Imagine waking up to find that someone had turned your name into a video game Easter egg and hidden it inside one of the world's biggest shooters. Then imagine all this had happened nearly two years ago, and the internet had only just found it out after someone hacked into said game's innards.

"This was unexpected," Ex-Battlefield 3 level designer David Goldfarb admitted to Eurogamer yesterday, at a preview showing of his new project Payday 2.

Not actually that hostile.

As Easter eggs go, the secret itself is fairly straightforward. The hidden message is a simple, altered voice-over that refers to a "hostile Goldfarb". It will only play in Battlefield 3 under ridiculously-specific conditions and is nigh-on impossible to replicate. Hence the fact it was found by hacking the game's files.

"I worked with [voice-over producer] Tomas Danko, the guy who's responsible for this, on four games - Bad Company 1, 2, Mirror's Edge and Battlefield 3," Goldfarb explained. "He must have done it sometime when we were in crunch, which is when I don't really remember much of what was happening.
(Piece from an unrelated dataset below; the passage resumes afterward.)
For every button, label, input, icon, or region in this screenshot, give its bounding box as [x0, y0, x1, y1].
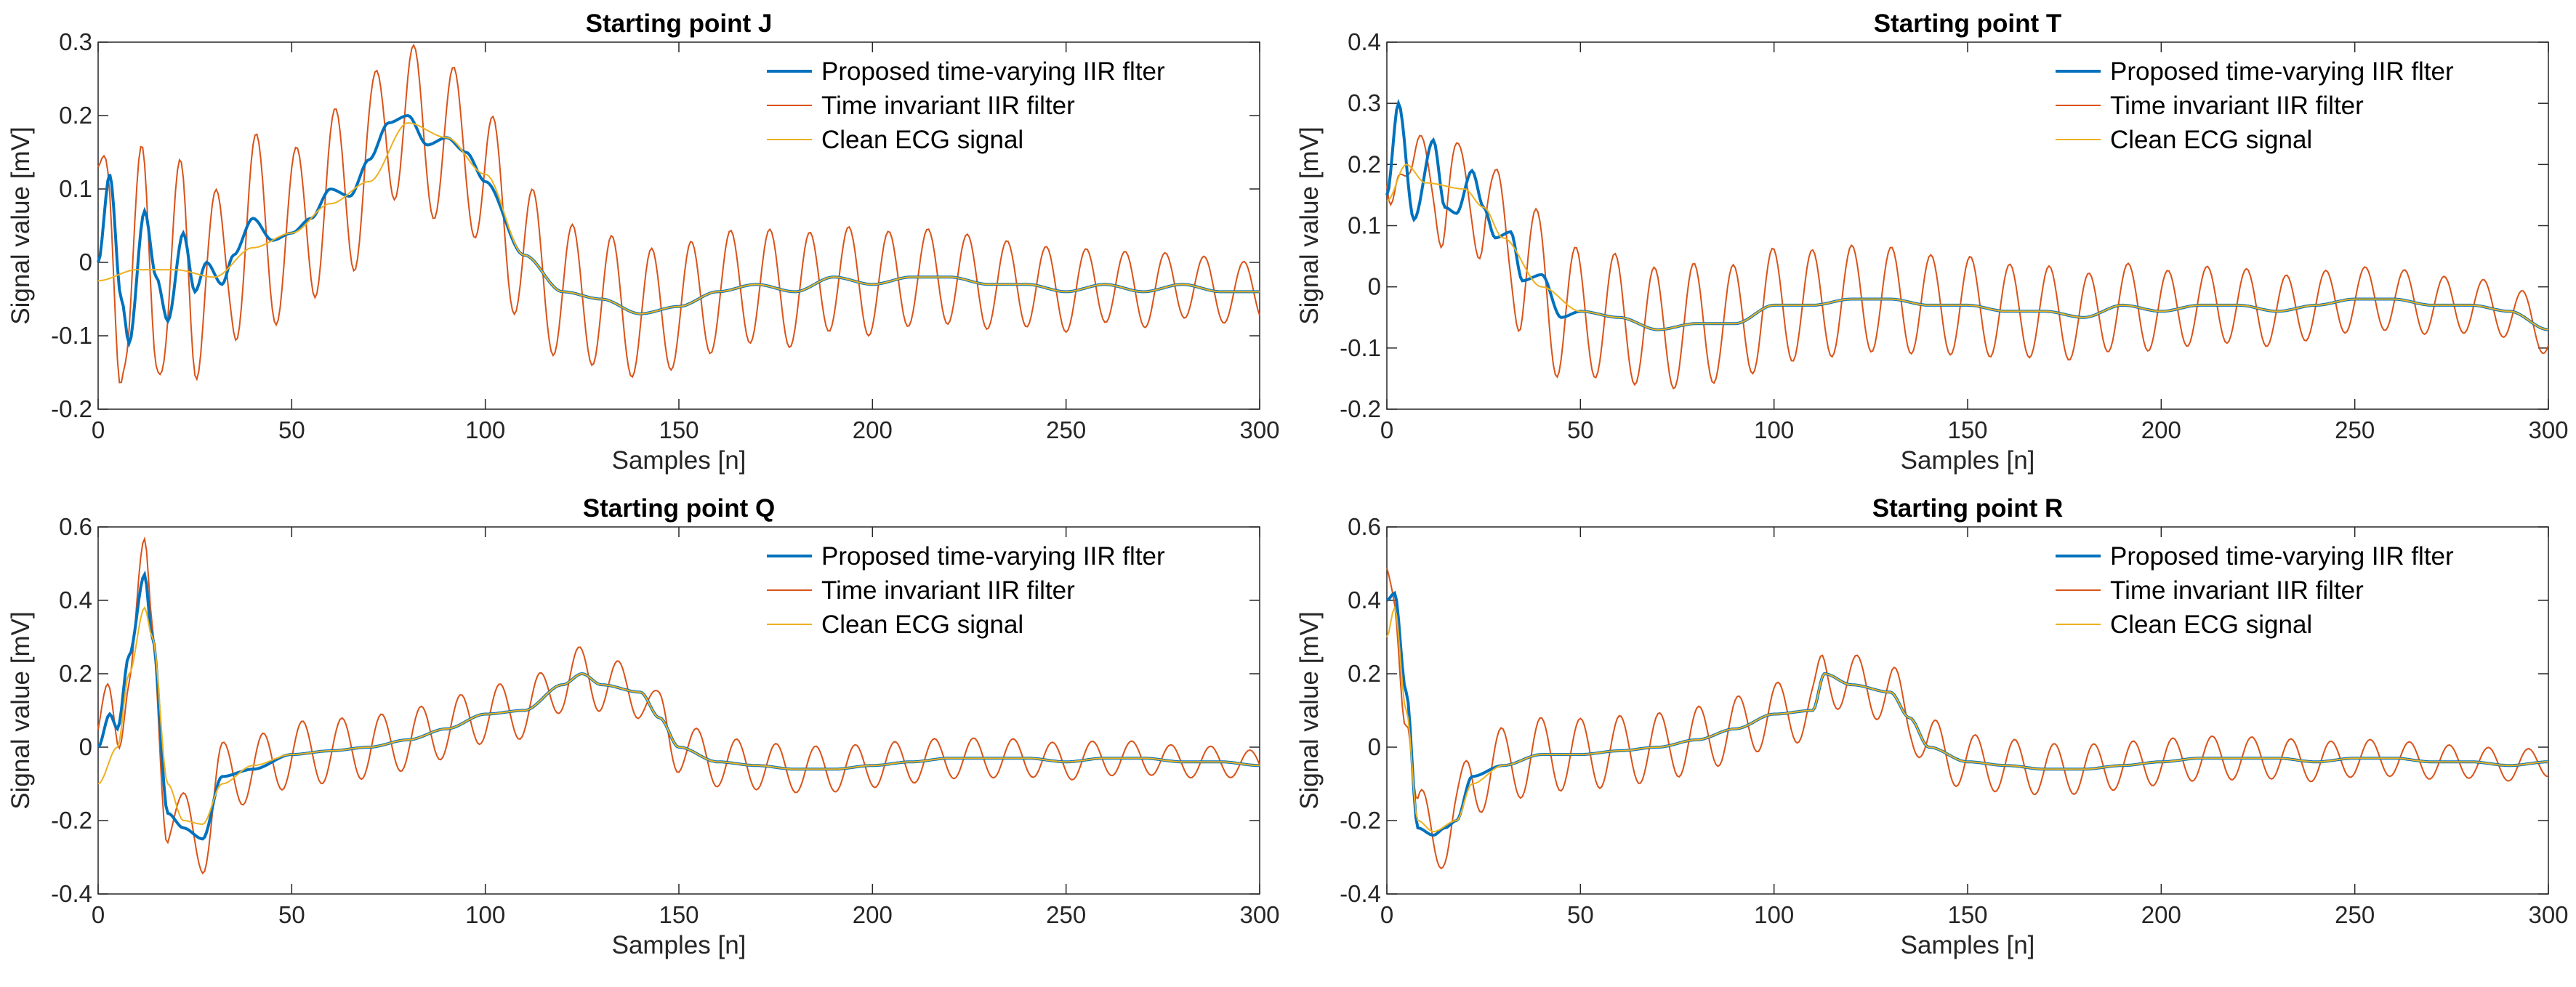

"I kind of remember Stefan [Strandberg, audio director on BF3] saying 'we put something in, you're going to find it funny!' And then I forgot about it. And then I saw this thing come out, and all these people started messaging me... It's funny because I've been known to be hostile.

"All of my DICE friends were like, 'Dave! Have you seen this!?' They totally did it without my knowledge. I feel almost guilty it's come out... It's kind of weird it's come out now, just as I'm working on this other game."

That game is Payday 2, a much smaller project in terms of scope and team size. It's being developed by Overkill, a subsidiary of Starbreeze whose only other game thus far is the original Payday: The Heist. Goldfarb explained that his choice to move studios came as a result of his experiences on Battlefield 3.

"At the end...?" he trails off. "It [DICE] was a great place to be and I have the greatest respect for them. But it was definitely time to move on. I was burned out. I'd gotten to the point where I had become the hostile Goldfarb... hence my departure.

"The most exciting thing about Payday 2 is we get to make what we want, which is something I couldn't have said was true at EA. There's much more latitude to take risks. If I was in another company with this co-operative stealth RPG simulation? They would just have said no."

Payday 2 is being made by just 35 people, and Overkill is still headed up by a pair of brothers, Ulf and Bo Andersson.

The sequel evolves a lot of what that the first title got right - for one, its worryingly-realistic simulations of bank robbing. It's also a bigger release in terms of scope - the game is both a digital and physical release and will arrive for three platforms simultaneously at launch next month - PC, PlayStation and Xbox 360.